After the hike, we drove to La Fortuna for lunch and a wander. After examining the options, which mostly consisted of variations on “tipical food” and pizza, we settled on a place that Steven’s eagle eye for food noticed: The Corner, right a cross from the main park and, of course, on a corner. We had a delicious salad with lettuce, onion, pineapple, papaya, cashews, tortilla strips and ginger soy sauce dressing along with frozen ginger lemonades with the accent on ginger. Steven had a chicken crepe and I broke my vegetarianism for shrimp tacos. If you happen to be in La Fortuna, we highly recommend it. Next we wandered some souvenir shops, but didn’t find anything of particular interest, and then hit my target: the chocolate shop. Chocolate Fusion, with artisan chocolate designed for the American dollar. I would never spend $5 (HEY, HOW MUCH WERE THESE? $5 A BAR) for less than 2 ounces of chocolate at home no matter how good it was, but vacation dollars are different. Plus, this is really good chocolate. We bought a few bars and then went to the market to buy some snacks for the trip home. Did you know you can buy Smucker’s Goober Grape in Costa Rica? Finally, we hit the road, returned the car, and had a painless Uber (they say You-ber) ride to the Studio Hotel near San Jose airport.

Water World Part 4—with bridges


driving mapOn Thursday we drove from Quepos to Arenal. Sue has a friend, Karl, who lives outside of a town called Tejona. It is around the other side Lake Arenal from Arenal National Park.  The four-hour drive was uneventful. As I mentioned before, the roads in Costa Rica are quite good, just small and winding. We met Karl and his partner, Guiselle, in Cañas for a drink and then headed to their house for a relaxing evening. Plug for Karl: He’s a great writer, editor, and translator, so if you need any the above, especially related to Costa Rica, check out his Facebook page.

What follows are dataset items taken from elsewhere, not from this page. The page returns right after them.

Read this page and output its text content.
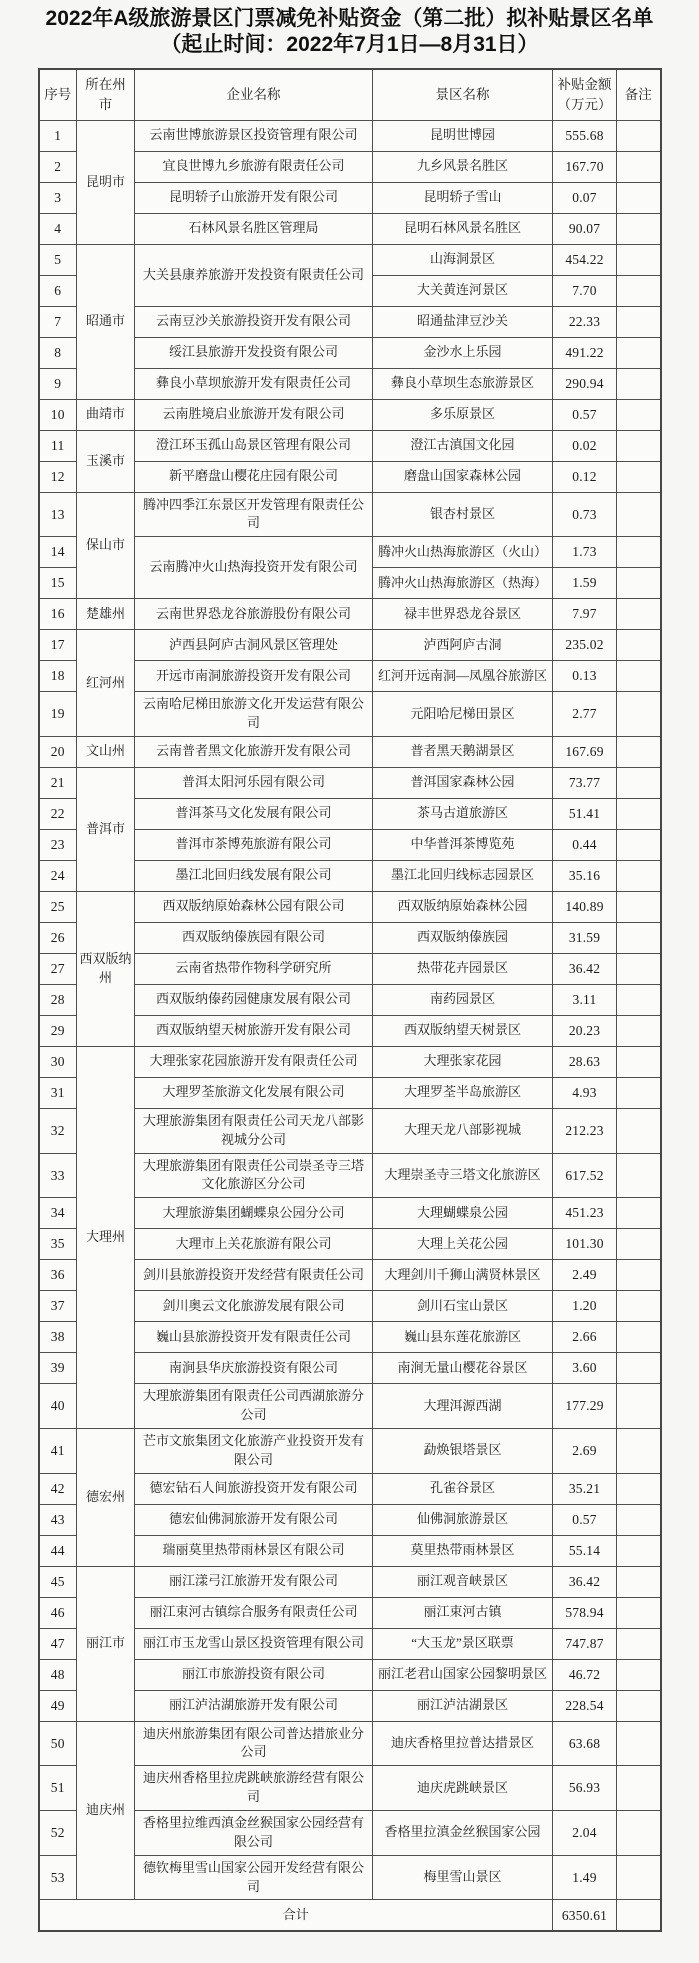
2022年A级旅游景区门票减免补贴资金（第二批）拟补贴景区名单
（起止时间：2022年7月1日—8月31日）
序号	所在州市	企业名称	景区名称	补贴金额（万元）	备注
1	昆明市	云南世博旅游景区投资管理有限公司	昆明世博园	555.68	
2		宜良世博九乡旅游有限责任公司	九乡风景名胜区	167.70	
3		昆明轿子山旅游开发有限公司	昆明轿子雪山	0.07	
4		石林风景名胜区管理局	昆明石林风景名胜区	90.07	
5	昭通市	大关县康养旅游开发投资有限责任公司	山海洞景区	454.22	
6			大关黄连河景区	7.70	
7		云南豆沙关旅游投资开发有限公司	昭通盐津豆沙关	22.33	
8		绥江县旅游开发投资有限公司	金沙水上乐园	491.22	
9		彝良小草坝旅游开发有限责任公司	彝良小草坝生态旅游景区	290.94	
10	曲靖市	云南胜境启业旅游开发有限公司	多乐原景区	0.57	
11	玉溪市	澄江环玉孤山岛景区管理有限公司	澄江古滇国文化园	0.02	
12		新平磨盘山樱花庄园有限公司	磨盘山国家森林公园	0.12	
13	保山市	腾冲四季江东景区开发管理有限责任公司	银杏村景区	0.73	
14		云南腾冲火山热海投资开发有限公司	腾冲火山热海旅游区（火山）	1.73	
15			腾冲火山热海旅游区（热海）	1.59	
16	楚雄州	云南世界恐龙谷旅游股份有限公司	禄丰世界恐龙谷景区	7.97	
17	红河州	泸西县阿庐古洞风景区管理处	泸西阿庐古洞	235.02	
18		开远市南洞旅游投资开发有限公司	红河开远南洞—凤凰谷旅游区	0.13	
19		云南哈尼梯田旅游文化开发运营有限公司	元阳哈尼梯田景区	2.77	
20	文山州	云南普者黑文化旅游开发有限公司	普者黑天鹅湖景区	167.69	
21	普洱市	普洱太阳河乐园有限公司	普洱国家森林公园	73.77	
22		普洱茶马文化发展有限公司	茶马古道旅游区	51.41	
23		普洱市茶博苑旅游有限公司	中华普洱茶博览苑	0.44	
24		墨江北回归线发展有限公司	墨江北回归线标志园景区	35.16	
25	西双版纳州	西双版纳原始森林公园有限公司	西双版纳原始森林公园	140.89	
26		西双版纳傣族园有限公司	西双版纳傣族园	31.59	
27		云南省热带作物科学研究所	热带花卉园景区	36.42	
28		西双版纳傣药园健康发展有限公司	南药园景区	3.11	
29		西双版纳望天树旅游开发有限公司	西双版纳望天树景区	20.23	
30	大理州	大理张家花园旅游开发有限责任公司	大理张家花园	28.63	
31		大理罗荃旅游文化发展有限公司	大理罗荃半岛旅游区	4.93	
32		大理旅游集团有限责任公司天龙八部影视城分公司	大理天龙八部影视城	212.23	
33		大理旅游集团有限责任公司崇圣寺三塔文化旅游区分公司	大理崇圣寺三塔文化旅游区	617.52	
34		大理旅游集团蝴蝶泉公园分公司	大理蝴蝶泉公园	451.23	
35		大理市上关花旅游有限公司	大理上关花公园	101.30	
36		剑川县旅游投资开发经营有限责任公司	大理剑川千狮山满贤林景区	2.49	
37		剑川奥云文化旅游发展有限公司	剑川石宝山景区	1.20	
38		巍山县旅游投资开发有限责任公司	巍山县东莲花旅游区	2.66	
39		南涧县华庆旅游投资有限公司	南涧无量山樱花谷景区	3.60	
40		大理旅游集团有限责任公司西湖旅游分公司	大理洱源西湖	177.29	
41	德宏州	芒市文旅集团文化旅游产业投资开发有限公司	勐焕银塔景区	2.69	
42		德宏钻石人间旅游投资开发有限公司	孔雀谷景区	35.21	
43		德宏仙佛洞旅游开发有限公司	仙佛洞旅游景区	0.57	
44		瑞丽莫里热带雨林景区有限公司	莫里热带雨林景区	55.14	
45	丽江市	丽江漾弓江旅游开发有限公司	丽江观音峡景区	36.42	
46		丽江束河古镇综合服务有限责任公司	丽江束河古镇	578.94	
47		丽江市玉龙雪山景区投资管理有限公司	“大玉龙”景区联票	747.87	
48		丽江市旅游投资有限公司	丽江老君山国家公园黎明景区	46.72	
49		丽江泸沽湖旅游开发有限公司	丽江泸沽湖景区	228.54	
50	迪庆州	迪庆州旅游集团有限公司普达措旅业分公司	迪庆香格里拉普达措景区	63.68	
51		迪庆州香格里拉虎跳峡旅游经营有限公司	迪庆虎跳峡景区	56.93	
52		香格里拉维西滇金丝猴国家公园经营有限公司	香格里拉滇金丝猴国家公园	2.04	
53		德钦梅里雪山国家公园开发经营有限公司	梅里雪山景区	1.49	
合计				6350.61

Sue “drinking” from the waterfall

Friday we woke up and headed to the Mistico Arenal Hanging Bridges Park outside La Fortuna. It was only about 50km, but took us about an hour and 15 minutes. The road was very winding, steep, and in parts was only 1.5 cars wide—except for the bridges which are one-car wide.   However, when we reached the park it was great. The walk is 3.2km of cobblestone paved trails and costs $26 for non-Costa Ricans.  There are 15 bridges—six of them hanging—of various heights and lengths.  The longest was 97m and the highest 25m above ground. It was gorgeous. We saw and heard lots of wildlife and strolled across the bridges and the tops of the forest canopy plus  hiked down to a waterfall (and then back up to the trail). We had a grand time.

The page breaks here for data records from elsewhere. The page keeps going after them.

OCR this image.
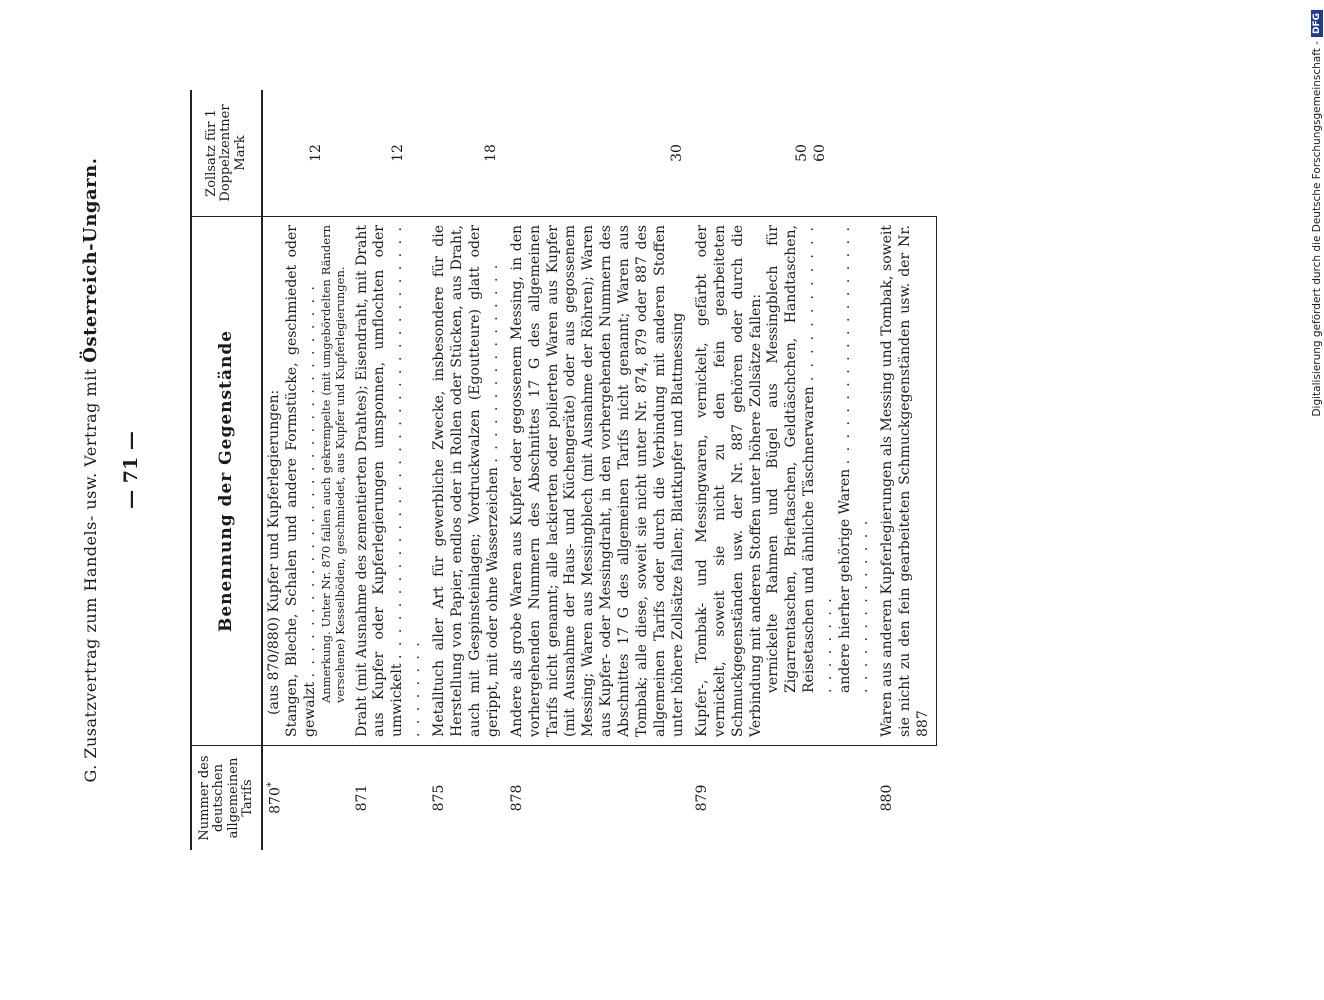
G. Zusatzvertrag zum Handels- usw. Vertrag mit Österreich-Ungarn.
— 71 —
Nummer des deutschen allgemeinen Tarifs	Benennung der Gegenstände	Zollsatz für 1 Doppelzentner Mark
870*	(aus 870/880) Kupfer und Kupferlegierungen: Stangen, Bleche, Schalen und andere Formstücke, geschmiedet oder gewalzt . . . . . . . . . . . . . . . . . . . . . . . . . . . . . . . Anmerkung. Unter Nr. 870 fallen auch gekrempelte (mit umgebördelten Rändern versehene) Kesselböden, geschmiedet, aus Kupfer und Kupferlegierungen.	12

871	Draht (mit Ausnahme des zementierten Drahtes); Eisendraht, mit Draht aus Kupfer oder Kupferlegierungen umsponnen, umflochten oder umwickelt . . . . . . . . . . . . . . . . . . . . . . . . . . . . . . . . . . . . . . . . . .	12

875	Metalltuch aller Art für gewerbliche Zwecke, insbesondere für die Herstellung von Papier, endlos oder in Rollen oder Stücken, aus Draht, auch mit Gespinsteinlagen; Vordruckwalzen (Egoutteure) glatt oder gerippt, mit oder ohne Wasserzeichen . . . . . . . . . . . . . . . .	18

878	Andere als grobe Waren aus Kupfer oder gegossenem Messing, in den vorhergehenden Nummern des Abschnittes 17 G des allgemeinen Tarifs nicht genannt; alle lackierten oder polierten Waren aus Kupfer (mit Ausnahme der Haus- und Küchengeräte) oder aus gegossenem Messing; Waren aus Messingblech (mit Ausnahme der Röhren); Waren aus Kupfer- oder Messingdraht, in den vorhergehenden Nummern des Abschnittes 17 G des allgemeinen Tarifs nicht genannt; Waren aus Tombak; alle diese, soweit sie nicht unter Nr. 874, 879 oder 887 des allgemeinen Tarifs oder durch die Verbindung mit anderen Stoffen unter höhere Zollsätze fallen; Blattkupfer und Blattmessing	30

879	Kupfer-, Tombak- und Messingwaren, vernickelt, gefärbt oder vernickelt, soweit sie nicht zu den fein gearbeiteten Schmuckgegenständen usw. der Nr. 887 gehören oder durch die Verbindung mit anderen Stoffen unter höhere Zollsätze fallen: vernickelte Rahmen und Bügel aus Messingblech für Zigarrentaschen, Brieftaschen, Geldtäschchen, Handtaschen, Reisetaschen und ähnliche Täschnerwaren . . . . . . . . . . . . . . . . . . . . andere hierher gehörige Waren . . . . . . . . . . . . . . . . . . . . . . . . . . . . . . . . .	50 60

880	Waren aus anderen Kupferlegierungen als Messing und Tombak, soweit sie nicht zu den fein gearbeiteten Schmuckgegenständen usw. der Nr. 887	
Digitalisierung gefördert durch die Deutsche Forschungsgemeinschaft -
DFG
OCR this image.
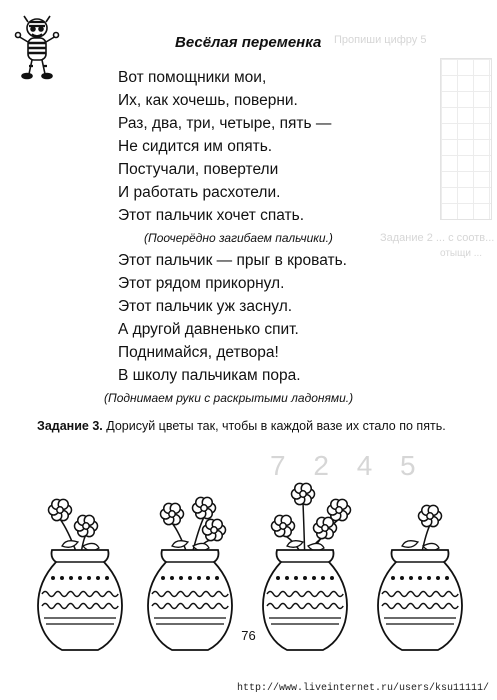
Пропиши цифру 5
Задание 2 ... с соотв...
отыщи ...
7 2 4 5
Весёлая переменка
Вот помощники мои,
Их, как хочешь, поверни.
Раз, два, три, четыре, пять —
Не сидится им опять.
Постучали, повертели
И работать расхотели.
Этот пальчик хочет спать.
(Поочерёдно загибаем пальчики.)
Этот пальчик — прыг в кровать.
Этот рядом прикорнул.
Этот пальчик уж заснул.
А другой давненько спит.
Поднимайся, детвора!
В школу пальчикам пора.
(Поднимаем руки с раскрытыми ладонями.)
Задание 3. Дорисуй цветы так, чтобы в каждой вазе их стало по пять.
76
http://www.liveinternet.ru/users/ksu11111/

After the hanging bridges we continued to La Fortuna, the town near the Arenal Volcano. La Fortuna is the tourist town we had not missed. If you’re looking for tacky souvenirs (which I love) or overpriced chocolate, this is your town. We grabbed a quickish lunch, walked around the town a bit. About 5 km outside of town in front of Tabacon Hot Springs, there is public access to the river that feeds all the resort hot springs. We changed into our bathing suits and headed over.  The rushing water was relaxing and it didn’t feel completely touristy. The spring is about 2-3 feet deep and about 15 feet wide. We waded in and found a nice spot to sit and soak.

When we were all shriveled up and had our fill of soaking, we hopped back in the car and returned to Karl and Guiselle’s for another relaxing evening. They are great hosts!